Just a quick question: when puppies are little, before 8 weeks old, (or even beyond?) is it normal for them to sometimes go thru what appears to be a bit cow-hocked rears? I ask because, at times Agnes (7 weeks) seems to be a bit this way in the rear. Breeder said it's a puppy thing and never produced a cow-hocked dog and that she will develop normally. Parents are normal, so are relatives. She gaits normal...well, puppies can hop around and move funny until they get more coordinated.  

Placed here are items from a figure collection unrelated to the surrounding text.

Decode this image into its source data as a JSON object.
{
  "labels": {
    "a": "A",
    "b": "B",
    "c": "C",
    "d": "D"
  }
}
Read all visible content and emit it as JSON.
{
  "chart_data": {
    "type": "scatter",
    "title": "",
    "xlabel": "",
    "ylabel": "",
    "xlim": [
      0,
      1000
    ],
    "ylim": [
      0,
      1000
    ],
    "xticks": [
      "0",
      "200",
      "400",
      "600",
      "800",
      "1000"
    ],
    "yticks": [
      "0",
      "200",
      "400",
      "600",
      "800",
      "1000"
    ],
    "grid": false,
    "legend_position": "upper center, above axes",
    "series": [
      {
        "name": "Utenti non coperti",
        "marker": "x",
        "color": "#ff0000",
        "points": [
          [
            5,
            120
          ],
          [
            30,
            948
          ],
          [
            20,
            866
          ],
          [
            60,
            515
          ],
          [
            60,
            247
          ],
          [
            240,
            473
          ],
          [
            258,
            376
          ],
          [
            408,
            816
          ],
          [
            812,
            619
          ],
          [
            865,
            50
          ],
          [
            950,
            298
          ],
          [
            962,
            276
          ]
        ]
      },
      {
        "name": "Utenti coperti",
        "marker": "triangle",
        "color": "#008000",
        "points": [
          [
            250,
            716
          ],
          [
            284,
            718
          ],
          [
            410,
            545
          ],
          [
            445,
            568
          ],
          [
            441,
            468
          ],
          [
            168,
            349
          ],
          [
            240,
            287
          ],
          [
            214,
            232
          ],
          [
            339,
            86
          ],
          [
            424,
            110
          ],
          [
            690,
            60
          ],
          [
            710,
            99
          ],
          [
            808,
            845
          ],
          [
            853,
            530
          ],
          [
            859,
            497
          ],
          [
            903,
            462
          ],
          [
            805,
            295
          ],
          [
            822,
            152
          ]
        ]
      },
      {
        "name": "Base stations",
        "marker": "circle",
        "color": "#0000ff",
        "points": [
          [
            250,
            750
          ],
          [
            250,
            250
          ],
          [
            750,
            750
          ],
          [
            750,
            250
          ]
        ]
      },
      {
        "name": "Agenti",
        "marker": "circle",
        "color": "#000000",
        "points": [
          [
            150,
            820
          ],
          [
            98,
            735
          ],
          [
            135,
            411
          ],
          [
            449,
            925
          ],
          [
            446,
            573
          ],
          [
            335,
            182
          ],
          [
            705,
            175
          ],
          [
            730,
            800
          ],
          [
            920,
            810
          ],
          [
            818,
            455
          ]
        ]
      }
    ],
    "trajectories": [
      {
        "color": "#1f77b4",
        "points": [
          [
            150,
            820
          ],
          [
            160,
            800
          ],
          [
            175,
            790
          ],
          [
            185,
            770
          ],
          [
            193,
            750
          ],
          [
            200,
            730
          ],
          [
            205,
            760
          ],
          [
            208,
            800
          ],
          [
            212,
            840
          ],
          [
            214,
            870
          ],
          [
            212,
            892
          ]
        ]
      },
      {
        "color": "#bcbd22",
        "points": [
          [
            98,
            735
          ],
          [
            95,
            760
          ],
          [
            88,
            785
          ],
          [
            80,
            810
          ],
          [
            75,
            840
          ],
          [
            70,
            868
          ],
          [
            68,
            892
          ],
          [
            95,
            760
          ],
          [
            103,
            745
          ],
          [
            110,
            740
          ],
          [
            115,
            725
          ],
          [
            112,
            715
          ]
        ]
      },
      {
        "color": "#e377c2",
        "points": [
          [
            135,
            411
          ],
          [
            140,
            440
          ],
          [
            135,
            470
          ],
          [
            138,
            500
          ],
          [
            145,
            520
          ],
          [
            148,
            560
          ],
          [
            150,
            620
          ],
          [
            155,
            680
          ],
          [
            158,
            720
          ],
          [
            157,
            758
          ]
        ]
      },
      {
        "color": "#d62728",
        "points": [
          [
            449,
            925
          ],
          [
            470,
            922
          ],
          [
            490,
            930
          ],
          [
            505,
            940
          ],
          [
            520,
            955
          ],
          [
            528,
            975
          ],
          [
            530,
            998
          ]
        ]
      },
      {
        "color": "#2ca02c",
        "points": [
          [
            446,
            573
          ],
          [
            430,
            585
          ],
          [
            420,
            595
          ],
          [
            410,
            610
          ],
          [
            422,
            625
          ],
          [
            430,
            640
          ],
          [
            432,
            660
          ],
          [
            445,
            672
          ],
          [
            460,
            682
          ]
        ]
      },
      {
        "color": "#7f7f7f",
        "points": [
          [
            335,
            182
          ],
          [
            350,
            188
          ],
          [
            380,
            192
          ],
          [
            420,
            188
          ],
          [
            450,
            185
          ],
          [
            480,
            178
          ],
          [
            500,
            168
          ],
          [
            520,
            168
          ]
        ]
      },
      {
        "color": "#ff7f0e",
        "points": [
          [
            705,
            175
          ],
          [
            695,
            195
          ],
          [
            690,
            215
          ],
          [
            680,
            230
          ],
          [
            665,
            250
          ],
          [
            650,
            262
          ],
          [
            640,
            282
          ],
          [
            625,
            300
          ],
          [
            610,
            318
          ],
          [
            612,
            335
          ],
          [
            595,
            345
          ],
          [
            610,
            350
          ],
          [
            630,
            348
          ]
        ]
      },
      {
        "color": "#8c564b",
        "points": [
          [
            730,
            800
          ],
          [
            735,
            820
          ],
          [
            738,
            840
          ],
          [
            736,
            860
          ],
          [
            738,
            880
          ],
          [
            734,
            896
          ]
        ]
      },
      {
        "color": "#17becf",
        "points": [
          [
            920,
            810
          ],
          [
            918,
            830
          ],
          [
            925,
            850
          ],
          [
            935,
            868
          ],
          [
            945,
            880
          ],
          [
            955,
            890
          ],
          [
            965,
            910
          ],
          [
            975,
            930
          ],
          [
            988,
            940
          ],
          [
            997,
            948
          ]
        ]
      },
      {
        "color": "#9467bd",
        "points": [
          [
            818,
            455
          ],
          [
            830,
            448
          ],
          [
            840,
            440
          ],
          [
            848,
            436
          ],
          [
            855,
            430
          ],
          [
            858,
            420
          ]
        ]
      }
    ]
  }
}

One reason we went with this breeder is her lines do have have that extreme rear or any of this going on. 

Just curious. 

Thanks. I can try to get a picture, but frankly, she will not stand still for a moment...always on the go!


----------



## dogfaeries (Feb 22, 2010)

Perfectly normal from what I've seen.


----------



## Luna'sMom (Nov 21, 2013)

Thanks--not that I dont trust the breeder, ---just asking


----------



## JakodaCD OA (May 14, 2000)

I agree with Diane

Puppies tend to be clumsy, off balance, look pretty funky moving, clutzy pretty normal


----------



## Liesje (Mar 4, 2007)

Depends on the dog to me. I've seen some baby puppies that were so loose and/or so cow hocked, no way I would buy one. Yes, puppies grow and go through weird spurts, but I need to like what I see at 8 weeks. I feel like at that age, you actually can get a good idea of what you're going to get, in overall structure, angles, looseness/dryness of the ligaments and movement, bite/teeth. I don't really like to judge a puppy too harshly after 8 weeks until later on, but if I'm buying a pup from a breeder at that age, I would not take one if I already was hoping the puppy would grow out of this or that.


----------